The Center for Food Safety (CFS) filed a new legal action demanding the Department of Agriculture (USDA) prohibit hydroponic operations from the Organic label. According to the CFS, hydroponic systems cannot comply with the organic standard's vital soil standards because hydroponic crops do not use soil at all. The CFS filing was endorsed by over a dozen other organic farmer, consumer, retailer, and certifying organizations, including the Organic Farmers Association, Northeast Organic Dairy Producers Alliance (NODPA), PCC Community Markets, and the Cornucopia Institute.

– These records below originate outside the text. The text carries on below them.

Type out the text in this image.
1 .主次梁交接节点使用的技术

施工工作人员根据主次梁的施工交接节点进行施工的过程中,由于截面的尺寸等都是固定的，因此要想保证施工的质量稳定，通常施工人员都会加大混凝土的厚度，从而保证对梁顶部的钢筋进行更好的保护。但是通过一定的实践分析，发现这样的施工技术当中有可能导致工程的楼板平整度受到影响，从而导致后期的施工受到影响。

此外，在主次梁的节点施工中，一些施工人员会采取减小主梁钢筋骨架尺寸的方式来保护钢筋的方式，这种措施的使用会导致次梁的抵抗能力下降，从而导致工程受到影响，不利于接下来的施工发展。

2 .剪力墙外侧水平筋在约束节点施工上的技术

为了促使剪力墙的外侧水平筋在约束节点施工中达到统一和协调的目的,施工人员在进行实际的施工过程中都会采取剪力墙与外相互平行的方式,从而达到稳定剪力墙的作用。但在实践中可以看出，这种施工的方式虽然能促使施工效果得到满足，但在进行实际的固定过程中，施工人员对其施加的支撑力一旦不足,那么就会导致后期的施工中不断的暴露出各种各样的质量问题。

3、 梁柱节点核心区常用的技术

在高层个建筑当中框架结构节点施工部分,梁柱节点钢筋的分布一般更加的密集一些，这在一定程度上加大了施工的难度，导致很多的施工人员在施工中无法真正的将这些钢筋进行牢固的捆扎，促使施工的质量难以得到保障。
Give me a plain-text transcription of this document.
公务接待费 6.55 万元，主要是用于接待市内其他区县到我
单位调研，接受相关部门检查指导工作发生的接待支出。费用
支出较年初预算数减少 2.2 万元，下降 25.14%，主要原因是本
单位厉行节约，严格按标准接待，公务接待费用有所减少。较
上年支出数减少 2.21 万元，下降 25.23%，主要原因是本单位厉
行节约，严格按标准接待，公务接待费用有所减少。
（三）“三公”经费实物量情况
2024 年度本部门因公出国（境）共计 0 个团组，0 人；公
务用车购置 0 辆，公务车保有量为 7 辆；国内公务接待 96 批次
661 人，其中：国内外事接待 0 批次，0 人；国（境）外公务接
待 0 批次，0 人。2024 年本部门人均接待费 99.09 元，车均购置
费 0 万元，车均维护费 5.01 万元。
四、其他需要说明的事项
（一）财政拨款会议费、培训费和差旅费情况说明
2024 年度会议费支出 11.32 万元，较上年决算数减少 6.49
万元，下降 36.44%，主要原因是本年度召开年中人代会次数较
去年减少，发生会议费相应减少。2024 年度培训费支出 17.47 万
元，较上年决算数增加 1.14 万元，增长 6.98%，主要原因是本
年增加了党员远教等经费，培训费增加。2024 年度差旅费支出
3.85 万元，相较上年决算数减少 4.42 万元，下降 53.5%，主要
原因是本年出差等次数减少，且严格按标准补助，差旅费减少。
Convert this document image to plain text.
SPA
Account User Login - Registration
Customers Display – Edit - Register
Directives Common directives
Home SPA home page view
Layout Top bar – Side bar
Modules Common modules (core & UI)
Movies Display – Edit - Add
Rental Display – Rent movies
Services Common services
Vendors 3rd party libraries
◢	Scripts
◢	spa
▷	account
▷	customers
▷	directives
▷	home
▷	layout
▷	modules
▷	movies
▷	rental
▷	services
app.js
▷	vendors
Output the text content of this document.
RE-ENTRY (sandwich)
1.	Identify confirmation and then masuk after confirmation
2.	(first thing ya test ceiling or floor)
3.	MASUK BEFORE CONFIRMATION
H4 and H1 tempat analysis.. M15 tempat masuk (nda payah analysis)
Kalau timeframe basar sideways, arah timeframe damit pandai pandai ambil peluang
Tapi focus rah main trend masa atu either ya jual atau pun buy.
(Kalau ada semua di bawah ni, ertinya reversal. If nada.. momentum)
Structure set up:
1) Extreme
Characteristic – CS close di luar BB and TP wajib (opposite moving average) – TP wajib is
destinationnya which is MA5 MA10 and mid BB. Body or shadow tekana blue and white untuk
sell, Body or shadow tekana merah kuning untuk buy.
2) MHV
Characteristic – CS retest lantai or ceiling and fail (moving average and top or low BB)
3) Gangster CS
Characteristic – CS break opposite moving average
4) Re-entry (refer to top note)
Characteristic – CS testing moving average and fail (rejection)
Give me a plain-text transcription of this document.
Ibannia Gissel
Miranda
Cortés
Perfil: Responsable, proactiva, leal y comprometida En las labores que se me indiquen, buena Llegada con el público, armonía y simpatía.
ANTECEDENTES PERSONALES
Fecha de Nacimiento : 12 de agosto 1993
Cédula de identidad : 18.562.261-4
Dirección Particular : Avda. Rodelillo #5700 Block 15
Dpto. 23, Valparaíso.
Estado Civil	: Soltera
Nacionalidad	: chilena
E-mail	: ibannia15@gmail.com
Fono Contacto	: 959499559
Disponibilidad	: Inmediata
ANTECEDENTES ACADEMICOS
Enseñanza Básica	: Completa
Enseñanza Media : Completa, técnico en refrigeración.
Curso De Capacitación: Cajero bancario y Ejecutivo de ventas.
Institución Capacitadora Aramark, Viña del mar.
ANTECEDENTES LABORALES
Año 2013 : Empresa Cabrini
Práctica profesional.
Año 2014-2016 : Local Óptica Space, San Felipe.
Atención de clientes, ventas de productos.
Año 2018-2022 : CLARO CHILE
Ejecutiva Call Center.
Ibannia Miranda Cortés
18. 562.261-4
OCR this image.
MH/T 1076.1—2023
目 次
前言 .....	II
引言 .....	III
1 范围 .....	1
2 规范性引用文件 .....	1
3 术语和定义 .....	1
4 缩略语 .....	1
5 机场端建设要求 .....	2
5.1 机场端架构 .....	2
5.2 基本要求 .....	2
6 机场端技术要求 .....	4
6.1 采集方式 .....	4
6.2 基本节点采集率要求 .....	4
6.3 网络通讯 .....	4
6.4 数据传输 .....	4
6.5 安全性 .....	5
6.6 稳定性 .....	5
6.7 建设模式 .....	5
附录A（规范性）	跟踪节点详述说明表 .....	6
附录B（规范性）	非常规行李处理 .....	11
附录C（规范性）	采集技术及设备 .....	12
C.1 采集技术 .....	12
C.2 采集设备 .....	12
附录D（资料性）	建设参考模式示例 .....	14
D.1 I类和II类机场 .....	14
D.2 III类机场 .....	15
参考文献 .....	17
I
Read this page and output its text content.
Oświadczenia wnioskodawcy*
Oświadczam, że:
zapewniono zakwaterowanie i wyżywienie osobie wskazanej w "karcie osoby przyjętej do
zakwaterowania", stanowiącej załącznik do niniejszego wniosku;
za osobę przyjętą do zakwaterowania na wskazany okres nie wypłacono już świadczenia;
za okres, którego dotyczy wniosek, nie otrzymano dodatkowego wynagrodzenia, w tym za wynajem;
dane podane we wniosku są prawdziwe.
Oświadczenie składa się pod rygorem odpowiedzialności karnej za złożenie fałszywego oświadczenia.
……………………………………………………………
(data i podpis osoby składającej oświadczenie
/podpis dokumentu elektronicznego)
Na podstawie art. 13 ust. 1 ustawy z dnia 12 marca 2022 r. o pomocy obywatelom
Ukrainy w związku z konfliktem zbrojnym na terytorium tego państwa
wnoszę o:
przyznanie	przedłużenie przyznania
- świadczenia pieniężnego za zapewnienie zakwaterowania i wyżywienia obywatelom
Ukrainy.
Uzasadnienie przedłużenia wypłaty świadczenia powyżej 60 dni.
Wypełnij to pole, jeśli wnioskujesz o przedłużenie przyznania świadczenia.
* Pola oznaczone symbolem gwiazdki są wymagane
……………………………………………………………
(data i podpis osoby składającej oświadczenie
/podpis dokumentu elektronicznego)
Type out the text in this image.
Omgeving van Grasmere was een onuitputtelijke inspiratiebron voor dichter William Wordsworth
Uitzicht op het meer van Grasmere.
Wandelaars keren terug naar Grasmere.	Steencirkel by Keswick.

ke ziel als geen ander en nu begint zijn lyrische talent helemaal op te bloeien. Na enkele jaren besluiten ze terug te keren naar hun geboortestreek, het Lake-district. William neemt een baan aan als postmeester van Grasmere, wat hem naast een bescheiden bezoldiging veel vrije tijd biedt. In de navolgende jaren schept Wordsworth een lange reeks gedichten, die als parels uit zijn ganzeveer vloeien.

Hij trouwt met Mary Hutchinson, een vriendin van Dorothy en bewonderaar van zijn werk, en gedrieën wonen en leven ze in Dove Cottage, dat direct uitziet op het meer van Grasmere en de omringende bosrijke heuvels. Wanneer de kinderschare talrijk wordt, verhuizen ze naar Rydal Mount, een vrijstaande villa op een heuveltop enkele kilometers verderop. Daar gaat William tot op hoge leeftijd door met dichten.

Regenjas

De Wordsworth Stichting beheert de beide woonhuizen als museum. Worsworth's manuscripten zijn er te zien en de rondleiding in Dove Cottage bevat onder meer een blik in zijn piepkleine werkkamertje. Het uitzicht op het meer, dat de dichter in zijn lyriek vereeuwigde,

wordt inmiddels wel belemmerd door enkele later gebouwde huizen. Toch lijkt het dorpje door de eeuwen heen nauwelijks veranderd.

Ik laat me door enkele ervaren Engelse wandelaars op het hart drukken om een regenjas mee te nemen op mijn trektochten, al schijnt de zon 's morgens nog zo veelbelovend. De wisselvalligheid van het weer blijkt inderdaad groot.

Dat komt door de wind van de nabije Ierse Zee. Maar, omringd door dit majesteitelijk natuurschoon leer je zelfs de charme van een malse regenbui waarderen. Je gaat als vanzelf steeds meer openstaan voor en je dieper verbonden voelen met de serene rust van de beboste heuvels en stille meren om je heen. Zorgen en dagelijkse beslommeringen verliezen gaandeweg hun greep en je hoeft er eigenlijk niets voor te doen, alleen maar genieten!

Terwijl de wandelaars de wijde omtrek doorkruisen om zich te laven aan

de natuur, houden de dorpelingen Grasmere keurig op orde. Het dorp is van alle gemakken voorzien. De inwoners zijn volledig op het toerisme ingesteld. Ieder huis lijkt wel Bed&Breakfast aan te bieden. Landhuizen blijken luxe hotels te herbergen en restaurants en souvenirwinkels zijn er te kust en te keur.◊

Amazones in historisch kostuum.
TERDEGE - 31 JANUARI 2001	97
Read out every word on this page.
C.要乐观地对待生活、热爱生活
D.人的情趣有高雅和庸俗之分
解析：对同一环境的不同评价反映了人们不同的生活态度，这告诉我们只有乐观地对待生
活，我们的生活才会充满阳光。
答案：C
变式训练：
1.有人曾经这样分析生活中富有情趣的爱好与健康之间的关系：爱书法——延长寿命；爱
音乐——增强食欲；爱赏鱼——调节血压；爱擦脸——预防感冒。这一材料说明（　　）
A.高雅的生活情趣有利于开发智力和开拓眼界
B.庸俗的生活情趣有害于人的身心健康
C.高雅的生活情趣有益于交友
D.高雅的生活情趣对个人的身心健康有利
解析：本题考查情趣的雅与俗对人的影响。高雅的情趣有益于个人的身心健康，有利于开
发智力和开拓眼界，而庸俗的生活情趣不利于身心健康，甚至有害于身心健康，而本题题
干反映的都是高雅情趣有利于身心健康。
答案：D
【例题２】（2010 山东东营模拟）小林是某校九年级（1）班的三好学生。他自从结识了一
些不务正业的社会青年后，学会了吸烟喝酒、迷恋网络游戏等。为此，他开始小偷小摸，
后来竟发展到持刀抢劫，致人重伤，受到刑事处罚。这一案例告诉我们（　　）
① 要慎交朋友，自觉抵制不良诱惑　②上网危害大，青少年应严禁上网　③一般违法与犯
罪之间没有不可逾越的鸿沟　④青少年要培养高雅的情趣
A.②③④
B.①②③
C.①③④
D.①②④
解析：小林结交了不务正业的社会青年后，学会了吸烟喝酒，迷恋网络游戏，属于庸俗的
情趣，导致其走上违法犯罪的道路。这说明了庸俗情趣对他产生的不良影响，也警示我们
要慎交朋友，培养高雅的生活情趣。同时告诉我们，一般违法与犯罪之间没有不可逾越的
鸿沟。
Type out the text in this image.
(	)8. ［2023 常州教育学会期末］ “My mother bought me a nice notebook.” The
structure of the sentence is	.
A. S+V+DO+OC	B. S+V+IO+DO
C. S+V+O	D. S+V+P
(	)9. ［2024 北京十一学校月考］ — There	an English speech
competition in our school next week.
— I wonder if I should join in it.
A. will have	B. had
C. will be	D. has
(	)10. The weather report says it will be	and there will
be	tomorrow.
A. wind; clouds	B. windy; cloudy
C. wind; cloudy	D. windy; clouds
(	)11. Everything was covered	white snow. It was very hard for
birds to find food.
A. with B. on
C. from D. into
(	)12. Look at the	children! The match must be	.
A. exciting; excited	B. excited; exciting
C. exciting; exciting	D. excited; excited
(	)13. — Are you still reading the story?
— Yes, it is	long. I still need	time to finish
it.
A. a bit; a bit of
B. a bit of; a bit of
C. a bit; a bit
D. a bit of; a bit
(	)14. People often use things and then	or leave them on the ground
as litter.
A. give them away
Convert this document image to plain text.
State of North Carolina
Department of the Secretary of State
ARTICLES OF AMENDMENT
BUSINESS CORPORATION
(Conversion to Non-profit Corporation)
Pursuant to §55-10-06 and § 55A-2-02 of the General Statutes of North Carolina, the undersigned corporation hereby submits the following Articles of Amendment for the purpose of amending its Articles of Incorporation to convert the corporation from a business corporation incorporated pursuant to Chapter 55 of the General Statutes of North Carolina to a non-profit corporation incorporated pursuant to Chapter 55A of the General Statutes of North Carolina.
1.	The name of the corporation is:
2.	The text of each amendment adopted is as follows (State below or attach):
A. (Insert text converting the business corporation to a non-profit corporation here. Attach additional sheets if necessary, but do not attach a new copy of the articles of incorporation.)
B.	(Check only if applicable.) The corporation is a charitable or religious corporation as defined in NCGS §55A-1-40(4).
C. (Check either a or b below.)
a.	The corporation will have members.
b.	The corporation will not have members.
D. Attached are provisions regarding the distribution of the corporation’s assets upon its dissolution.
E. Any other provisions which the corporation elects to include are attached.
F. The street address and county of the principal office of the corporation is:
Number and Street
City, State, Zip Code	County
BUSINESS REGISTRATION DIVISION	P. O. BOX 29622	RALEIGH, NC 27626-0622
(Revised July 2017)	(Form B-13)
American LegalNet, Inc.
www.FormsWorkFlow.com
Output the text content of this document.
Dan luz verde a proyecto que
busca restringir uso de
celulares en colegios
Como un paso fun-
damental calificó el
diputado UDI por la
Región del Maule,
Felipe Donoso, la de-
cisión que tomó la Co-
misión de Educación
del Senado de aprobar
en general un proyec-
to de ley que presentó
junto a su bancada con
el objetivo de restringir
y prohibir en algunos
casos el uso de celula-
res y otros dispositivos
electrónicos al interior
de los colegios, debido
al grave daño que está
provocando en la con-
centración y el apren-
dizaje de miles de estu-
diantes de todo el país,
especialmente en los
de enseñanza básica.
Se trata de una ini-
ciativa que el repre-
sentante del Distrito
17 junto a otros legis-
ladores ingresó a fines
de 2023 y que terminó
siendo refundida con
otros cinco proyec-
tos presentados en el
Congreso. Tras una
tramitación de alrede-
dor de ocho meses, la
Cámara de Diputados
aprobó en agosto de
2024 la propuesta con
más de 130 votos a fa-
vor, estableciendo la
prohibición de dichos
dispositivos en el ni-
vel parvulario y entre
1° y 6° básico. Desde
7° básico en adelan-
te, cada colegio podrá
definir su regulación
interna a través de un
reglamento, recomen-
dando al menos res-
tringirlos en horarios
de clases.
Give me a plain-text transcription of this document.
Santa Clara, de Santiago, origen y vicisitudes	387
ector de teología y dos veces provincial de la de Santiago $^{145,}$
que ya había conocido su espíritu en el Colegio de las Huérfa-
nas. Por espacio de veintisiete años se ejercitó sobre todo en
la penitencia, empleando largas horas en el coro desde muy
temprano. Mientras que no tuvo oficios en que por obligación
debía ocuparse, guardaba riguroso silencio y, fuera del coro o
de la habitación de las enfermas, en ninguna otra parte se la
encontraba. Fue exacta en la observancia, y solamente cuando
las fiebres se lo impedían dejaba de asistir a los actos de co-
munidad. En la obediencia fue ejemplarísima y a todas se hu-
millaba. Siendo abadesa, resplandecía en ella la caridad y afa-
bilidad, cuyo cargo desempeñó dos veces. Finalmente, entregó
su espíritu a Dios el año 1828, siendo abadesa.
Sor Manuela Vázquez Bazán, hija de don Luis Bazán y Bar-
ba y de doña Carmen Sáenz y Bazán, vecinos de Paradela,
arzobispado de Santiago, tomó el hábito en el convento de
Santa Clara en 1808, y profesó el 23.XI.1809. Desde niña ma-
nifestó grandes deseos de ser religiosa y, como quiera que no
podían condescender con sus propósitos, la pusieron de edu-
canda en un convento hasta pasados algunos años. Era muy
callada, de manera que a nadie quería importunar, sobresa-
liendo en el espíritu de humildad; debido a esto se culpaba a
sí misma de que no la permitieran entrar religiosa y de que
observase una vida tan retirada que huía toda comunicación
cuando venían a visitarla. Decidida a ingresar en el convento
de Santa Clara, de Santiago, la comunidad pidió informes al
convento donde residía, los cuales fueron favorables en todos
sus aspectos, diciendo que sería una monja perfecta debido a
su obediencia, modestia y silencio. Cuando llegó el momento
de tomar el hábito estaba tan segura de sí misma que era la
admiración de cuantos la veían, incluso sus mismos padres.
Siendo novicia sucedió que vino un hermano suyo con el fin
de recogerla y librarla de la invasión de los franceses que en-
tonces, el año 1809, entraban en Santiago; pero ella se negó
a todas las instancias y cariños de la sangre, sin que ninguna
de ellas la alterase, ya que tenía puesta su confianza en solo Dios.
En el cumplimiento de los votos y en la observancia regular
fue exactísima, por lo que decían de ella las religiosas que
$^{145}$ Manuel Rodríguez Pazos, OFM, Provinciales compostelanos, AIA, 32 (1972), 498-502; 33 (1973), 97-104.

"Mislabeling mega-hydroponic operations as 'organic' is contrary to the text and basic principles of the organic standard. Right now there is a pitched battle for the future of organic, and we stand with organic farmers and consumers who believe the label must retain its integrity," said George Kimbrell, CFS legal director.
"Allowing hydroponic systems to be certified as organic undercuts the livelihood of organic farmers that take great lengths to support healthy soil as the bedrock of their farms," stated Kate Mendenhall of the Organic Farmers Association. "Hydroponic producers getting the benefit of the organic label without actually doing anything to benefit the soil undermines the standard and put all soil-based organic farmers at an untenable economic disadvantage."
"Corporate agribusiness lobbyists have been working to water down the organic standards for decades," said Mark Kastel, Executive Director for the Cornucopia Institute. "In this case, the careful stewardship of soil fertility is not only a philosophical precept, it's codified in federal law."